Vagrancy Act repeal ends criminalising rough sleeping
If you are wondering why a law from 1824 still mattered in 2026, the short answer is this: it helped treat homelessness as something to punish instead of something to solve. On Monday 29 June 2026, ministers say the Vagrancy Act will be repealed, ending nearly 200 years of legal powers that criminalised rough sleeping and begging. In the GOV.UK announcement, Housing Secretary Steve Reed put the point plainly: people without a home need help, not punishment. That is the real change here. This is not just a legal tidy-up. It is a statement about what kind of response homelessness should get.
It helps to remember where this law came from. The Vagrancy Act was introduced after the Napoleonic Wars and during the Industrial Revolution, in a country dealing with upheaval, poverty and displacement. Laws created in moments like that can last far longer than the thinking behind them. Homelessness minister Alison McGovern called the repeal long overdue, and you can see why. The government now accepts that the Act could punish people simply for not having a home, pushing them away from support, exposing them to fines or criminal records, and making it harder to rebuild their lives.
The biggest lesson for readers is simple: rough sleeping is a housing and support issue, not a character flaw and not a public nuisance by default. When someone is sleeping on a pavement, the urgent question should be why they have ended up there and what help is available next. That is why this repeal matters beyond Westminster. **What this means:** rough sleeping itself is being decriminalised under this old law, so the state is moving away from treating visible poverty as an offence in its own right.
At the same time, ministers are careful to say this does not remove every power from councils or police. The government says the Anti-Social Behaviour, Crime and Policing Act 2014 can still be used where behaviour causes harassment or distress, and it says statutory guidance will be updated so those powers are used properly. The announcement also says the Crime and Policing Act 2026 will create new offences aimed at organised begging gangs, people who exploit others for money, and trespass linked to criminal activity. That distinction is important. Sleeping rough is not the same thing as organised exploitation, and the law is now trying to separate those two ideas.
The repeal sits alongside the National Plan to End Homelessness, which the government says is backed by £3.6 billion over the next three years. Ministers say the plan aims to halve long-term rough sleeping and end the unlawful use of B&Bs for families by the end of this Parliament. Some of that money is already attached to named schemes. The government says £159 million for supported housing will help more than 2,500 people across England either leave the streets or avoid them in the first place. It also points to a £37 million Ending Homelessness in Communities Fund, a £15 million Long-Term Rough Sleeping Innovation Programme for 28 areas under the most pressure, and £950 million to improve temporary accommodation.
The housing side matters just as much as the legal change. Repealing a law does not create a single home on its own, which is why ministers are also pointing to £39 billion for social and affordable housing over the next 10 years. In the notes attached to the announcement, the government says affordable housing starts in 2025–26 reached 42,499, up 26% on the previous year and 35% on 2023/24. Completions rose to 43,104, up 8%, and starts under the 2021–26 Affordable Homes Programme have reached 117,947. For you as a reader, the useful question is not only how much money is being announced, but whether it turns into secure homes people can actually afford.
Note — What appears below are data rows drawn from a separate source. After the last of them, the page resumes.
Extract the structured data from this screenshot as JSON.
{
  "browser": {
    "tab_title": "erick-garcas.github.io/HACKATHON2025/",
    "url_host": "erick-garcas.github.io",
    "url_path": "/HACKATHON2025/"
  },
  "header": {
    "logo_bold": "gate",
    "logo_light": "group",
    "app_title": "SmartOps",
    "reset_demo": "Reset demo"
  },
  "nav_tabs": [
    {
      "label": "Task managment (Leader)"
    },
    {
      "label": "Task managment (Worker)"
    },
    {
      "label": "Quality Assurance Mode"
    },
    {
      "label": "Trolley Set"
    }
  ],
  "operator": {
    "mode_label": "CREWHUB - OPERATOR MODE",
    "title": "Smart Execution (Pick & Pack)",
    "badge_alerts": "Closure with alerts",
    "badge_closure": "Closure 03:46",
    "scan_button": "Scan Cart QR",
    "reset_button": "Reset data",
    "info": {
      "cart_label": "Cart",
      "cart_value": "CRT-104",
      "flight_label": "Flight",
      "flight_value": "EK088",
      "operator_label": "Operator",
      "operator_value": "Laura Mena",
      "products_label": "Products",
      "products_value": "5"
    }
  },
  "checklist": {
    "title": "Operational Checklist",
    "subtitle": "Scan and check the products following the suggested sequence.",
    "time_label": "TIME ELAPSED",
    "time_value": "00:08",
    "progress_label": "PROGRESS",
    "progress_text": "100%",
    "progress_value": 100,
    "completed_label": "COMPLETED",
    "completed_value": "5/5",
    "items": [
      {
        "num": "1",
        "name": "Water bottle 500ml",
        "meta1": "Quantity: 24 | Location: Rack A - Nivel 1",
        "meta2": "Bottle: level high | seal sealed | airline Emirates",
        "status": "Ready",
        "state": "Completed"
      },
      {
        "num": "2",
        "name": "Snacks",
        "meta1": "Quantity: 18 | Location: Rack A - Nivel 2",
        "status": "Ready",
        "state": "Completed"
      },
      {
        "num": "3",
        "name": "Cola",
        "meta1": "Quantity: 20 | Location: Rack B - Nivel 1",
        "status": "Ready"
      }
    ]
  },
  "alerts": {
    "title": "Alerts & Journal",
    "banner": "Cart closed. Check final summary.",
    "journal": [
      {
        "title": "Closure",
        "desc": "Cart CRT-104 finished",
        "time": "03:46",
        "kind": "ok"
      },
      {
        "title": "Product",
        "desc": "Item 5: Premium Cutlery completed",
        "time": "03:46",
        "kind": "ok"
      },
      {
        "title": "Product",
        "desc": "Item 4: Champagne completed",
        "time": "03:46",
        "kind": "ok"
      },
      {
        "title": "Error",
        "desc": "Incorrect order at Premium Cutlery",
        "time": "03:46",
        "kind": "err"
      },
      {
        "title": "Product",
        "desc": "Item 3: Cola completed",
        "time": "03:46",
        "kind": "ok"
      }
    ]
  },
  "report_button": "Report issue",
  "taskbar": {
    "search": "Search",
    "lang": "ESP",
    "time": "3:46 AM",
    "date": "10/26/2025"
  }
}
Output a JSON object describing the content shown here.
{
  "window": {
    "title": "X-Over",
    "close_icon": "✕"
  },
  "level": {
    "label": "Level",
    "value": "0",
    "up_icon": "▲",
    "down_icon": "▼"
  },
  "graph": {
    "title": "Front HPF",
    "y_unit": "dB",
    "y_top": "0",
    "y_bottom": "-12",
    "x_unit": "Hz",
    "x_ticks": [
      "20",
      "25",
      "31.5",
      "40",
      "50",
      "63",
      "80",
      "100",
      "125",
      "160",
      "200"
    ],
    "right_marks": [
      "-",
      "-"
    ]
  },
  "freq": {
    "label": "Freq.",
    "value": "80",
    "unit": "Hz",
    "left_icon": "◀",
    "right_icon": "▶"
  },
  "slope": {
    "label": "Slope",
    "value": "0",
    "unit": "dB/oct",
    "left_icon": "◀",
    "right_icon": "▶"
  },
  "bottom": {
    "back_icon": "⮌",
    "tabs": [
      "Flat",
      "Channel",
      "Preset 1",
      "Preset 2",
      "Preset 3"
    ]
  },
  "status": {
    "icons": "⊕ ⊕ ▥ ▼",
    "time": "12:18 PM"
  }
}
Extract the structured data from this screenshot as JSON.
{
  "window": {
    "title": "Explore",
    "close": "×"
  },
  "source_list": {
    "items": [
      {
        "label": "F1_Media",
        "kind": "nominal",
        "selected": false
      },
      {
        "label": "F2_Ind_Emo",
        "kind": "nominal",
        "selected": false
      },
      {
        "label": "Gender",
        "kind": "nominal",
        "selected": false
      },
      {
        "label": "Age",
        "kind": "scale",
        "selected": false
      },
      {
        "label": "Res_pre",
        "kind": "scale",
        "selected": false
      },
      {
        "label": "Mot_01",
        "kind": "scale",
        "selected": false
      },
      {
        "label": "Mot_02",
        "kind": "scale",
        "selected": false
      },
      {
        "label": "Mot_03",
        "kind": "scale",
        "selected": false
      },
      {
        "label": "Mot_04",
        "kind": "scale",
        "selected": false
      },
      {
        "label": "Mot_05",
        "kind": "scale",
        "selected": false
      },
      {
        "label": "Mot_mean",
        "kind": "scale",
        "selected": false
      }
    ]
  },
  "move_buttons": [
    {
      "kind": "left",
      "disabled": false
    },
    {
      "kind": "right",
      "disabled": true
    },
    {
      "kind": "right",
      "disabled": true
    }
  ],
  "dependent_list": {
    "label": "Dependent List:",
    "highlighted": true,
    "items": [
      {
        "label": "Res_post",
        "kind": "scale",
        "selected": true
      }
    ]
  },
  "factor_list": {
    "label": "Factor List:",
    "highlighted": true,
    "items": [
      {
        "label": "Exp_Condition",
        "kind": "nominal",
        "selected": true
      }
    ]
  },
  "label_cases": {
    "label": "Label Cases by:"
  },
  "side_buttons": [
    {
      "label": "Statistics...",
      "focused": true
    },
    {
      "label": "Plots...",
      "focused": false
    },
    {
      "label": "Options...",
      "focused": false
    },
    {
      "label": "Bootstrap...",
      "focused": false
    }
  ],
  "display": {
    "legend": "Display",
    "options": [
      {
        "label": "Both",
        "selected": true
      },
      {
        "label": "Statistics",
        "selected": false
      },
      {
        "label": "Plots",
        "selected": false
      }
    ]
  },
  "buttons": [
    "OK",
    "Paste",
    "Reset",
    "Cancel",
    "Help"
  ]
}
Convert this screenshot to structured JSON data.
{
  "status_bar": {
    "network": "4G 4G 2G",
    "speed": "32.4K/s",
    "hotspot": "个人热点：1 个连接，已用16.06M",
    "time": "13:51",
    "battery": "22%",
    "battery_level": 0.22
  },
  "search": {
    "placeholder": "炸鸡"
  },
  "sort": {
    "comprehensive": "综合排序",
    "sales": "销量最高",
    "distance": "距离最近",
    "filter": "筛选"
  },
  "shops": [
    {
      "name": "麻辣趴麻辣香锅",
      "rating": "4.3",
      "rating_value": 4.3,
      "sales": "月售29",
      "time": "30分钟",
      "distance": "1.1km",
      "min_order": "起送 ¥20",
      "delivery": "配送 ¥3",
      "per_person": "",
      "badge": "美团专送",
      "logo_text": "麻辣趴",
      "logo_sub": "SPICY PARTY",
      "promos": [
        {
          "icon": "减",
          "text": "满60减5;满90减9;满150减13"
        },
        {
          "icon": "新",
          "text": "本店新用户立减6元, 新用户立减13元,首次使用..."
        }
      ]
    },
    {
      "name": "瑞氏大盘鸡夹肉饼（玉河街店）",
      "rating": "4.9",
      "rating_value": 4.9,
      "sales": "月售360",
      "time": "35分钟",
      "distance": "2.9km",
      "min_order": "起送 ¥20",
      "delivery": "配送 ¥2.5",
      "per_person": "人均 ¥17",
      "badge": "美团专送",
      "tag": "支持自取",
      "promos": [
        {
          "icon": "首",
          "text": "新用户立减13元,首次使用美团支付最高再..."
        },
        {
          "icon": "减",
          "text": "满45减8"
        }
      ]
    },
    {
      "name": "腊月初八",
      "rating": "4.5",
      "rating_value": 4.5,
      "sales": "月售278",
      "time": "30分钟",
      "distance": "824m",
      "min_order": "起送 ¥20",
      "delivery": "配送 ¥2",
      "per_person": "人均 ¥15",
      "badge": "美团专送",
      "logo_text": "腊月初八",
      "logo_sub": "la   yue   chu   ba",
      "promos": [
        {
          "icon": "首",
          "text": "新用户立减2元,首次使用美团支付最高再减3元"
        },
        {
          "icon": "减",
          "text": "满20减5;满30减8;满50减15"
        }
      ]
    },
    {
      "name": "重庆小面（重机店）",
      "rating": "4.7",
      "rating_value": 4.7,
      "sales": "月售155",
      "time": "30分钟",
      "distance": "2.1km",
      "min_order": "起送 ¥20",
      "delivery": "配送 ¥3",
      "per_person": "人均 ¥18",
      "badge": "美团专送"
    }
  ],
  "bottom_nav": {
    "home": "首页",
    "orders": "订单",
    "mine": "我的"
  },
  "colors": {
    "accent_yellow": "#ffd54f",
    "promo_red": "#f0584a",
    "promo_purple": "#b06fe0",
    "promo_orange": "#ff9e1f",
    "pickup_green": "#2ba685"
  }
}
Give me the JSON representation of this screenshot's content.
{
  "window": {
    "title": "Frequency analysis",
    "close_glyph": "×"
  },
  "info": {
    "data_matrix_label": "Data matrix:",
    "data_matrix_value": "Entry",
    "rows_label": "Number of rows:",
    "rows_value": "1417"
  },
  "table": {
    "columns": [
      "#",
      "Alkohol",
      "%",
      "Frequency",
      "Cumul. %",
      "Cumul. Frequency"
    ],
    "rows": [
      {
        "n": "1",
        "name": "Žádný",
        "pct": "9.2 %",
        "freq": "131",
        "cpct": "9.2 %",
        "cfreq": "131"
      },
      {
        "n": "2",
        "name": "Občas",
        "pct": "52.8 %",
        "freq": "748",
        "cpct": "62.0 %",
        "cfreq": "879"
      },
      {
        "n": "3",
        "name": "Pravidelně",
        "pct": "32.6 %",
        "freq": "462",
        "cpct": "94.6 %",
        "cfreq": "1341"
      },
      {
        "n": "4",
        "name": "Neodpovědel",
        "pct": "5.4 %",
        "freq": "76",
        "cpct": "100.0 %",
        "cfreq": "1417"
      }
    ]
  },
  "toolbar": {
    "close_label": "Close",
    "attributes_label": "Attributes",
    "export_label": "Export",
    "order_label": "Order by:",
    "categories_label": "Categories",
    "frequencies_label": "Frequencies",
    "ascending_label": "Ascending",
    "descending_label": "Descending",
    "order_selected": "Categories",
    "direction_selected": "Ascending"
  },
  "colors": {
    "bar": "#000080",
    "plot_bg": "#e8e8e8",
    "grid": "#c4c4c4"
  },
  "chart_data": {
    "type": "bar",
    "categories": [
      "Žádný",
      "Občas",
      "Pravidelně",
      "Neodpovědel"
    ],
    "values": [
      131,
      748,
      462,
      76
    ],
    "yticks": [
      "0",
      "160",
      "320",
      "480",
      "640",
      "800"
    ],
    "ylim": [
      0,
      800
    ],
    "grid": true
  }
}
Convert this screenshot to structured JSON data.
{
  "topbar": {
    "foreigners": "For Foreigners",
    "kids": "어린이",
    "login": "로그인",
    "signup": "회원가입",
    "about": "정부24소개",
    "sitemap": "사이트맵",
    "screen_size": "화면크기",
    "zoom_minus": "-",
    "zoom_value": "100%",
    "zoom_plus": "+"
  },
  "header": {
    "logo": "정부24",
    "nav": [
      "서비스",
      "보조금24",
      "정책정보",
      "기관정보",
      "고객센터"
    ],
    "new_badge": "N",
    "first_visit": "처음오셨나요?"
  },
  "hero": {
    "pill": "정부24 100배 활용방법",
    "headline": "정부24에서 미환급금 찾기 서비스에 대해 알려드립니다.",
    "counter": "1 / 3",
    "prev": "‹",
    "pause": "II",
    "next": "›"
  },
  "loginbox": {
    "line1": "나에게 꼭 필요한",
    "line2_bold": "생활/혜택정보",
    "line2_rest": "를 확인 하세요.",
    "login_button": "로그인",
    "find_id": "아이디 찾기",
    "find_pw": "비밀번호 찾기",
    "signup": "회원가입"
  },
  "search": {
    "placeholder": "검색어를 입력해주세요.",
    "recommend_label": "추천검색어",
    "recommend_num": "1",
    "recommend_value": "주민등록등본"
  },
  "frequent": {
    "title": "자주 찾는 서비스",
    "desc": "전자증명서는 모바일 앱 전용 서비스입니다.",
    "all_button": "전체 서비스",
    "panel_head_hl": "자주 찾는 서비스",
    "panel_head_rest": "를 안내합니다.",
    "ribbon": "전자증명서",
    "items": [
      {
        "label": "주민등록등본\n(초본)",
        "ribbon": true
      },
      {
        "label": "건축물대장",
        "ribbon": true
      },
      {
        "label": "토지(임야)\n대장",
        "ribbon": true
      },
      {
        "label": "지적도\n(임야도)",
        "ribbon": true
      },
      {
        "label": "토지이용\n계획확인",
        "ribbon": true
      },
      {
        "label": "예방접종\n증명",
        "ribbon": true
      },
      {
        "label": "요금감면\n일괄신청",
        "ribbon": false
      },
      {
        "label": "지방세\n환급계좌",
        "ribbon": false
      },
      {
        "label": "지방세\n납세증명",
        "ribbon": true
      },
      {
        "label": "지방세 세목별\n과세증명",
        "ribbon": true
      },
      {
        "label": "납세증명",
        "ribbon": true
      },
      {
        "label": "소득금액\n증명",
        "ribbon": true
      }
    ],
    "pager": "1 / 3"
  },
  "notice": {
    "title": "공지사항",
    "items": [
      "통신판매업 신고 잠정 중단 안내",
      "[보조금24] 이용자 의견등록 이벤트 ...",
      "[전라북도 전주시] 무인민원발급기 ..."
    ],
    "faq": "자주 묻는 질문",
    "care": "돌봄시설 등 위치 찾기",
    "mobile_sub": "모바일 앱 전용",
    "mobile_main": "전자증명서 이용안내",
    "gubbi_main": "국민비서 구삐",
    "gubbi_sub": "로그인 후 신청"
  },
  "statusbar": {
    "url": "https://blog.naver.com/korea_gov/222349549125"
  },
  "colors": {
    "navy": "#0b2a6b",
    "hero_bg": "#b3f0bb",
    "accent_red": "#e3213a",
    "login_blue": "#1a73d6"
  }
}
The plan is also trying to stop homelessness earlier, before it becomes street homelessness. The government says it wants to halve the number of people who become homeless on their first night out of prison, and it says no eligible person should be discharged to the street after a hospital stay. Its longer-term aim is that nobody should leave a public institution straight into homelessness. There is another thread here that should not be missed: domestic abuse. The government says research from the Rough Sleeping Questionnaire 2025 found that nearly 70% of women who experienced rough sleeping in the past year had experienced domestic abuse since the age of 16. Ministers say the upcoming Social Housing Bill will strengthen protections for survivors, while the Renters' Rights Act is set to abolish Section 21 no-fault evictions, which have pushed many renters towards homelessness.
Charities that have campaigned on this for years say the repeal is overdue. In the government release, Crisis called it a watershed moment, St Mungo's said outreach teams see every day how arrests deepen distrust, and Housing Justice and Homeless Link both welcomed the end of a law they say punished people for having nowhere safe to sleep. There is also a practical message after a week of record temperatures. The government is reminding the public about StreetLink, the alert system that lets you tell local services when someone is rough sleeping and may need support. The deeper test starts after Monday 29 June 2026: if this legal change is followed by housing, prevention and properly funded services, it could mark a real break with a two-century-old habit of punishing homelessness. If not, the Act will be gone, but the crisis will still be with us.